XVII

OBSESIONES

Como parte de la aristocracia parecía inclinarse a Javier, éste conoció a la mayoría de las personas importantes del pueblo.

Uno de ellos, hombre de alguna fortuna y con un cargo de consejero en la fábrica, comenzó a confesarse con él. Este señor, don León, carlista y reaccionario, se estaba arruinando con una corista en Bilbao. Andaba vendiéndolo todo y haciendo que en la familia cada cual marchara de mala manera, La hija pequeña se iba a casar con un empleado humilde; el hijo trataba a su padre con desprecio, y la hija mayor, de poca suerte en sus amores, quería ir de monja a un convento, a pesar de las recomendaciones de Javier, que trataba de convencerla de que no tomara una resolución así por despecho.

Otro de los individuos que se presentó en el confesonario de Javier fue don Juan, el padre de la muchacha histérica y pariente de la mujer del doctor Basterreche.

Este señor alardeaba de aristócrata, vestía muy elegantemente y se hacía la ropa en Madrid y a veces en Londres.

Don Juan, bizcaitarra rabioso, tenía un vasquismo especial: no era vasco y no sabía hablar vascuence. Su vasquismo procedía, sin duda, de considerar el país muy religioso y muy moral.

Aquel señor se le reveló a Javier en el confesonario como un sádico.

Según Basterreche, que le profesaba un odio acendrado, el hombre hacía chanchullos, perseguía a los chicos y luego marchaba en las procesiones con un aire hipócrita.
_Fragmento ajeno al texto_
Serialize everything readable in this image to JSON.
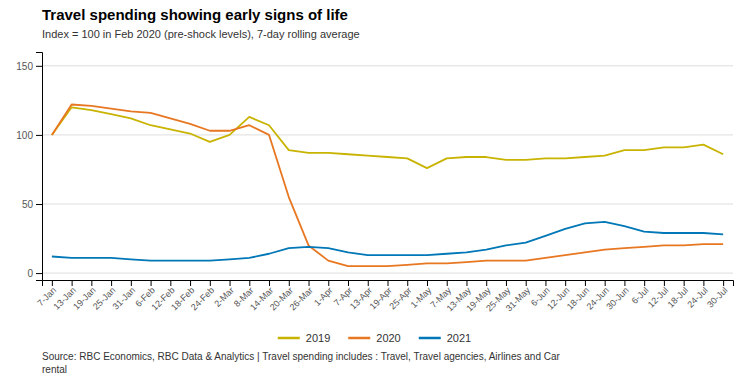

Javier estaba bastante más enterado de la manera de ser de aquel hombre que el doctor Basterreche. En la confesión le había dicho que era un invertido. Tras de muchos años de casado y de tener varios hijos, comprendía que las mujeres no le atraían, y le atraían, en cambio, los jóvenes del mismo sexo. ¿Qué iba a hacer? Esta pregunta se la dirigió a Javier como si tuviera la culpa de sus anomalías. Para aquel hombre sus instintos anormales eran respetabilísimos. ¿Qué podía hacer? ¿Qué consejo le daba? Javier no supo qué aconsejarle. Por otro lado, ¡qué confianza más completa significaban aquellas confesiones! ¡Qué seguridad en que él, como cura, no podría jamás denunciarle o desacreditarle! Tanta confianza, en parte, era ofensiva.

¡Qué diferencia entre esta seguridad petulante y olímpica con el pobre Shagua, que se consideraba sin importancia en el mundo!

Con la práctica del confesonario las obsesiones sexuales atormentaban a Javier. Una inflexión de voz, una frase de una mujer, le hacían el efecto de un aguijón. No podía pensar que estas obsesiones eróticas tuvieran ventaja para nadie, y creía que eran inútiles y perjudiciales, porque en vez de purificar su espíritu lo envilecían sin objeto.

Muchas veces las preocupaciones le quitaban el sueño. Se iba haciendo psicólogo.

Analizaba sus sensaciones con una sutilidad y una sagacidad que nunca había poseído.

Preguntó a Basterreche qué podía recomendar a los enfermos erotómanos. Basterreche le dijo que no había nada muy eficaz; quizá servía el bromuro de alcanfor. Javier lo comenzó a tomar. Además empleaba el baño frío por la mañana, ayunaba y andaba mucho. Así iba enflaqueciendo.